I can’t say whether string theory will ever get past its most serious hurdle—coming up with a testable prediction and then showing that the theory actually gives us the right answer. (The math part of things, as I’ve said, is already on much firmer ground.) Nevertheless, I do believe the best chance for arriving at a successful theory lies in pooling the resources of mathematicians and physicists, combining the strengths of the two disciplines and their different ways of approaching the world. We can work on complementary tracks, sometimes crossing over to the other side for the benefit of both.
Cliff Taubes, a math colleague of mine at Harvard, summed up the differences between the fields well. Though the tools of math and physics may be the same, Taubes said, the aims are different. “Physics is the study of the world, while mathematics is the study of all possible worlds.”29
That’s one of the reasons I love mathematics. Physicists get to speculate about other worlds and other universes, just as we do. But at the end of the day, they eventually have to bring it back to our world and think about what’s real. I get to think about what’s possible—not only “all possible worlds,” as Cliff put it, but the even broader category of all possible spaces. As I see it, that’s our job. While physicists, by and large, tend to look at one space and see what it can tell us about nature, we mathematicians need to look at the totality of all spaces in order to find some general rules and guiding principles that apply to the cases of greatest concern.
13.4—This cartoon by the physicist Robbert Dijkgraaf shows the interplay between mathematicians and physicists. (Image courtesy of Robbert H. Dijkgraaf)
Still, all spaces are not created equal, and some command my attention more than others, especially those spaces wherein the extra dimensions of nature are thought to reside. A critical challenge before us is to figure out the shape of that hidden realm, which, theory holds, dictates both the kinds of matter we see in the cosmos and the kinds of physics we see. That problem has been on my plate for a while, and it’s not likely to be disposed of soon.
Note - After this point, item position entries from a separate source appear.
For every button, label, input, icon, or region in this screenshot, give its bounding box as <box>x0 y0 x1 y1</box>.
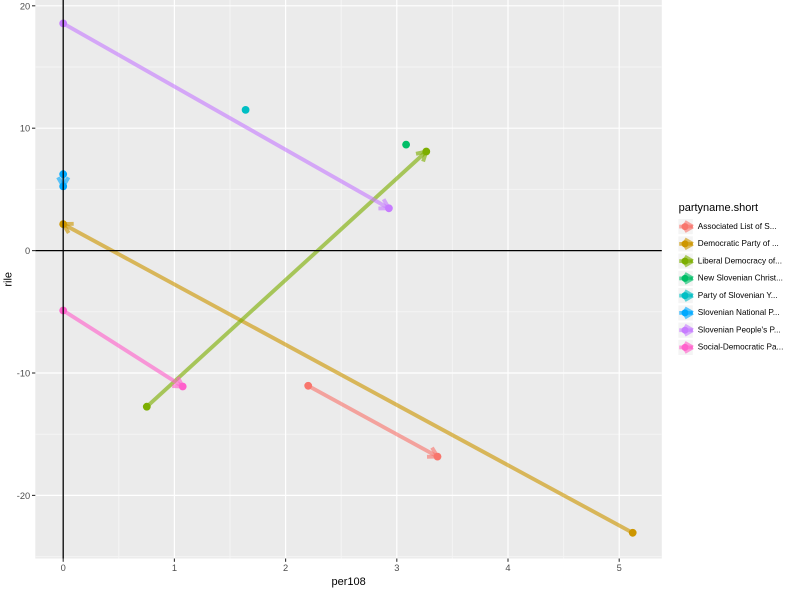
svg-text:-10: -10 <box>17 369 30 379</box>
svg-text:Social-Democratic Pa...: Social-Democratic Pa... <box>698 343 784 352</box>
svg-text:Slovenian People's P...: Slovenian People's P... <box>698 325 781 334</box>
svg-text:New Slovenian Christ...: New Slovenian Christ... <box>698 274 783 283</box>
svg-text:20: 20 <box>20 1 30 11</box>
svg-text:4: 4 <box>505 563 510 573</box>
svg-text:1: 1 <box>172 563 177 573</box>
svg-text:-20: -20 <box>17 491 30 501</box>
svg-text:Associated List of S...: Associated List of S... <box>698 222 777 231</box>
svg-text:3: 3 <box>394 563 399 573</box>
svg-text:Liberal Democracy of...: Liberal Democracy of... <box>698 256 782 265</box>
svg-text:10: 10 <box>20 124 30 134</box>
svg-text:Slovenian National P...: Slovenian National P... <box>698 308 780 317</box>
svg-text:0: 0 <box>61 563 66 573</box>
svg-text:Party of Slovenian Y...: Party of Slovenian Y... <box>698 291 778 300</box>
svg-text:per108: per108 <box>331 576 365 588</box>
svg-text:partyname.short: partyname.short <box>679 202 758 214</box>
svg-text:0: 0 <box>25 246 30 256</box>
svg-text:5: 5 <box>617 563 622 573</box>
svg-text:rile: rile <box>3 272 15 287</box>
svg-text:2: 2 <box>283 563 288 573</box>
svg-text:Democratic Party of ...: Democratic Party of ... <box>698 239 779 248</box>
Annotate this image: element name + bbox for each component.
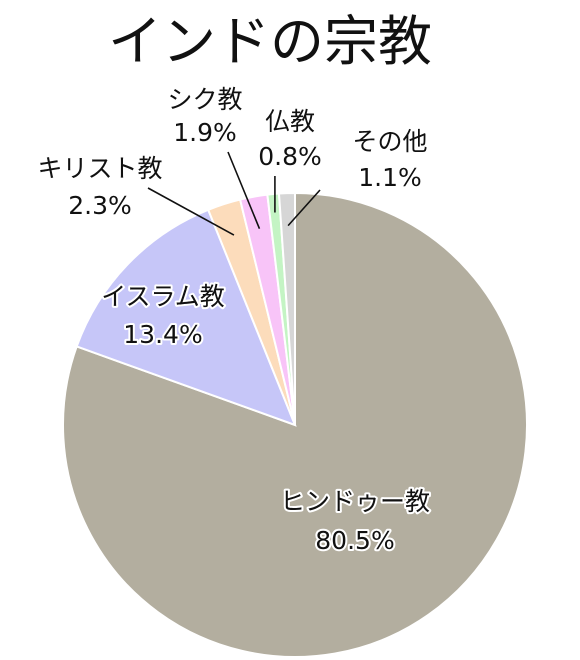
slice-value-label: 1.1% [358, 163, 422, 192]
slice-value-label: 13.4% [123, 320, 202, 349]
slice-value-label: 1.9% [173, 118, 237, 147]
chart-title: インドの宗教 [108, 10, 432, 73]
leader-lines [147, 151, 321, 236]
slice-value-label: 80.5% [315, 526, 394, 555]
pie-slice [277, 191, 296, 426]
slice-value-label: 2.3% [68, 191, 132, 220]
leader-line [287, 189, 321, 227]
slice-value-label: 0.8% [258, 142, 322, 171]
slice-label: その他 [352, 127, 427, 156]
leader-line [227, 151, 261, 229]
slice-label: ヒンドゥー教 [280, 487, 430, 516]
leader-line [147, 187, 235, 236]
slice-label: シク教 [167, 85, 242, 114]
pie-slices [62, 191, 528, 658]
slice-labels: ヒンドゥー教 80.5% イスラム教 13.4% キリスト教 2.3% シク教 1.9% 仏教 0… [37, 85, 432, 557]
slice-label: キリスト教 [37, 154, 162, 183]
slice-label: イスラム教 [101, 282, 225, 311]
pie-slice [75, 208, 297, 427]
slice-label: 仏教 [265, 107, 315, 136]
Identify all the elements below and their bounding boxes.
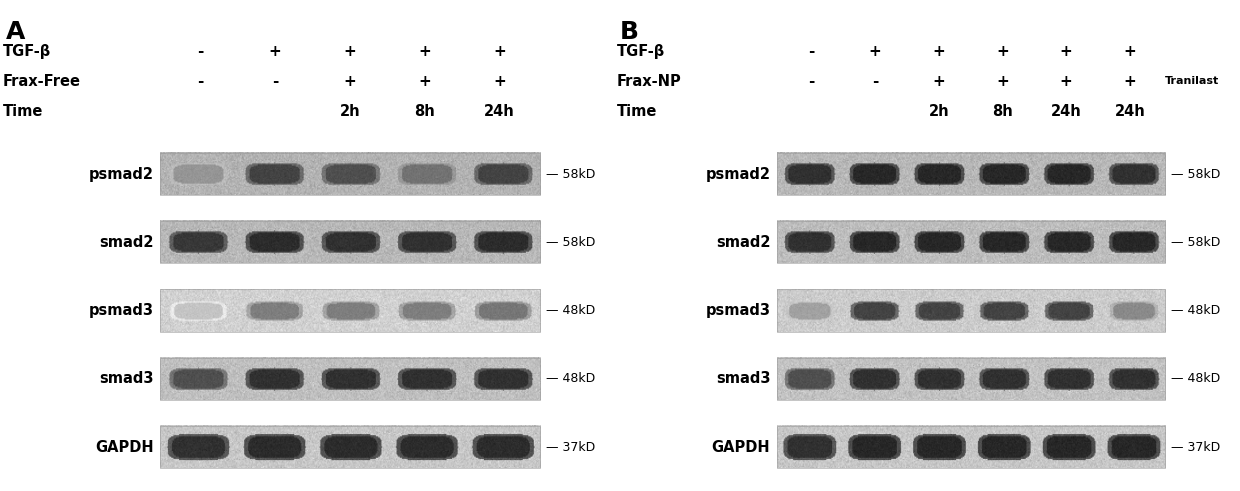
Text: +: + xyxy=(269,44,281,59)
Text: 8h: 8h xyxy=(414,105,435,119)
Text: -: - xyxy=(872,74,878,88)
Text: +: + xyxy=(418,74,432,88)
Text: Frax-NP: Frax-NP xyxy=(618,74,682,88)
Text: psmad3: psmad3 xyxy=(706,303,770,318)
Text: +: + xyxy=(418,44,432,59)
Text: — 48kD: — 48kD xyxy=(547,372,595,385)
Text: +: + xyxy=(494,44,506,59)
Text: +: + xyxy=(869,44,882,59)
Text: TGF-β: TGF-β xyxy=(618,44,665,59)
Text: A: A xyxy=(6,20,26,44)
Text: +: + xyxy=(343,74,356,88)
Text: B: B xyxy=(620,20,639,44)
Text: — 48kD: — 48kD xyxy=(1171,372,1220,385)
Text: +: + xyxy=(996,74,1009,88)
Text: 2h: 2h xyxy=(929,105,949,119)
Text: -: - xyxy=(272,74,278,88)
Text: — 58kD: — 58kD xyxy=(1171,236,1220,249)
Text: psmad3: psmad3 xyxy=(88,303,154,318)
Text: -: - xyxy=(197,74,203,88)
Text: +: + xyxy=(932,44,945,59)
Text: — 58kD: — 58kD xyxy=(547,167,595,181)
Text: 24h: 24h xyxy=(1050,105,1081,119)
Text: — 37kD: — 37kD xyxy=(547,440,595,454)
Text: smad3: smad3 xyxy=(715,371,770,386)
Text: +: + xyxy=(1060,44,1073,59)
Text: +: + xyxy=(932,74,945,88)
Text: -: - xyxy=(808,74,815,88)
Text: psmad2: psmad2 xyxy=(88,166,154,182)
Text: Time: Time xyxy=(2,105,43,119)
Text: +: + xyxy=(996,44,1009,59)
Text: GAPDH: GAPDH xyxy=(712,439,770,455)
Text: GAPDH: GAPDH xyxy=(94,439,154,455)
Text: 24h: 24h xyxy=(485,105,515,119)
Text: 2h: 2h xyxy=(340,105,360,119)
Text: smad2: smad2 xyxy=(99,235,154,250)
Text: -: - xyxy=(197,44,203,59)
Text: psmad2: psmad2 xyxy=(706,166,770,182)
Text: 8h: 8h xyxy=(992,105,1013,119)
Text: — 48kD: — 48kD xyxy=(547,304,595,317)
Text: +: + xyxy=(343,44,356,59)
Text: — 58kD: — 58kD xyxy=(1171,167,1220,181)
Text: — 48kD: — 48kD xyxy=(1171,304,1220,317)
Text: smad2: smad2 xyxy=(715,235,770,250)
Text: Time: Time xyxy=(618,105,657,119)
Text: +: + xyxy=(1060,74,1073,88)
Text: smad3: smad3 xyxy=(99,371,154,386)
Text: -: - xyxy=(808,44,815,59)
Text: Frax-Free: Frax-Free xyxy=(2,74,81,88)
Text: +: + xyxy=(1123,44,1136,59)
Text: TGF-β: TGF-β xyxy=(2,44,51,59)
Text: 24h: 24h xyxy=(1115,105,1146,119)
Text: +: + xyxy=(1123,74,1136,88)
Text: — 58kD: — 58kD xyxy=(547,236,595,249)
Text: Tranilast: Tranilast xyxy=(1164,76,1219,86)
Text: +: + xyxy=(494,74,506,88)
Text: — 37kD: — 37kD xyxy=(1171,440,1220,454)
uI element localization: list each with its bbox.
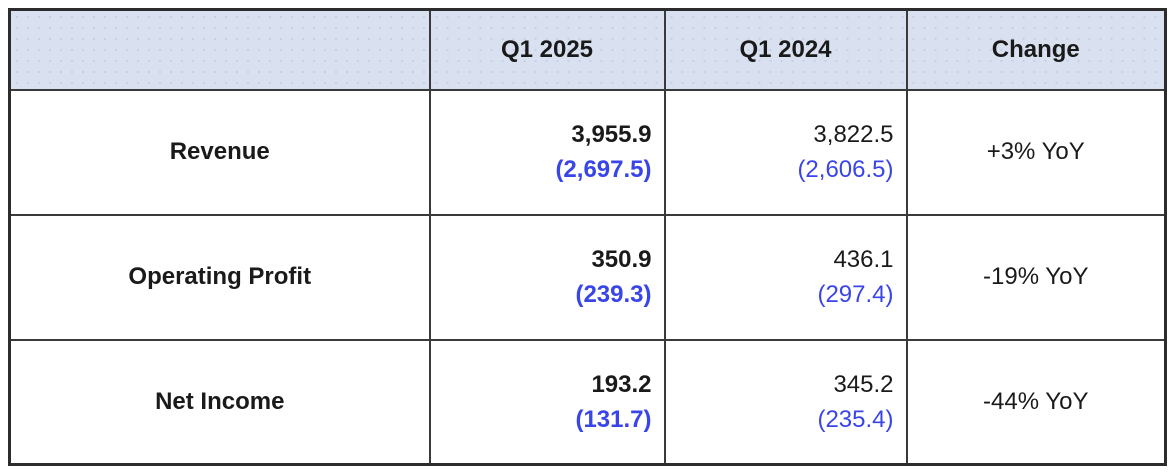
row-label-operating-profit: Operating Profit [8, 213, 431, 341]
net-income-q1-2024-cell: 345.2 (235.4) [663, 338, 908, 466]
header-cell-q1-2024: Q1 2024 [663, 8, 908, 91]
table-row-operating-profit: Operating Profit 350.9 (239.3) 436.1 (29… [8, 213, 1167, 341]
operating-profit-q1-2025-primary-value: 350.9 [591, 246, 652, 273]
financial-results-table: Q1 2025 Q1 2024 Change Revenue 3,955.9 (… [8, 8, 1167, 466]
operating-profit-q1-2024-cell: 436.1 (297.4) [663, 213, 908, 341]
net-income-q1-2025-primary-value: 193.2 [591, 370, 652, 398]
revenue-q1-2025-secondary-value: (2,697.5) [555, 156, 652, 183]
row-label-revenue: Revenue [8, 88, 431, 216]
operating-profit-q1-2024-secondary-value: (297.4) [817, 281, 894, 308]
operating-profit-q1-2025-cell: 350.9 (239.3) [428, 213, 666, 341]
table-row-revenue: Revenue 3,955.9 (2,697.5) 3,822.5 (2,606… [8, 88, 1167, 216]
net-income-q1-2024-primary-value: 345.2 [833, 370, 894, 398]
operating-profit-q1-2024-primary-value: 436.1 [833, 246, 894, 273]
row-label-net-income: Net Income [8, 338, 431, 466]
header-cell-q1-2025: Q1 2025 [428, 8, 666, 91]
operating-profit-q1-2025-secondary-value: (239.3) [575, 281, 652, 308]
revenue-q1-2025-primary-value: 3,955.9 [571, 121, 652, 148]
table-header-row: Q1 2025 Q1 2024 Change [8, 8, 1167, 91]
net-income-q1-2025-cell: 193.2 (131.7) [428, 338, 666, 466]
revenue-change-value: +3% YoY [905, 88, 1167, 216]
header-cell-metric [8, 8, 431, 91]
revenue-q1-2024-secondary-value: (2,606.5) [797, 156, 894, 183]
revenue-q1-2024-primary-value: 3,822.5 [813, 121, 894, 148]
header-cell-change: Change [905, 8, 1167, 91]
net-income-q1-2025-secondary-value: (131.7) [575, 405, 652, 433]
operating-profit-change-value: -19% YoY [905, 213, 1167, 341]
net-income-change-value: -44% YoY [905, 338, 1167, 466]
table-row-net-income: Net Income 193.2 (131.7) 345.2 (235.4) -… [8, 338, 1167, 466]
net-income-q1-2024-secondary-value: (235.4) [817, 405, 894, 433]
revenue-q1-2024-cell: 3,822.5 (2,606.5) [663, 88, 908, 216]
revenue-q1-2025-cell: 3,955.9 (2,697.5) [428, 88, 666, 216]
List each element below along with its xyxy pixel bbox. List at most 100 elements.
Although I take on a variety of projects from time to time, I keep coming back to this one. And, despite my forays into other areas of math and physics, I keep coming back to geometry. If peace comes through understanding, geometry is my way of trying to achieve some semblance of inner calm. Putting it more broadly, it’s my way of trying to make sense of our universe and to fathom the mysterious spaces—named in part after me—that may lurk within.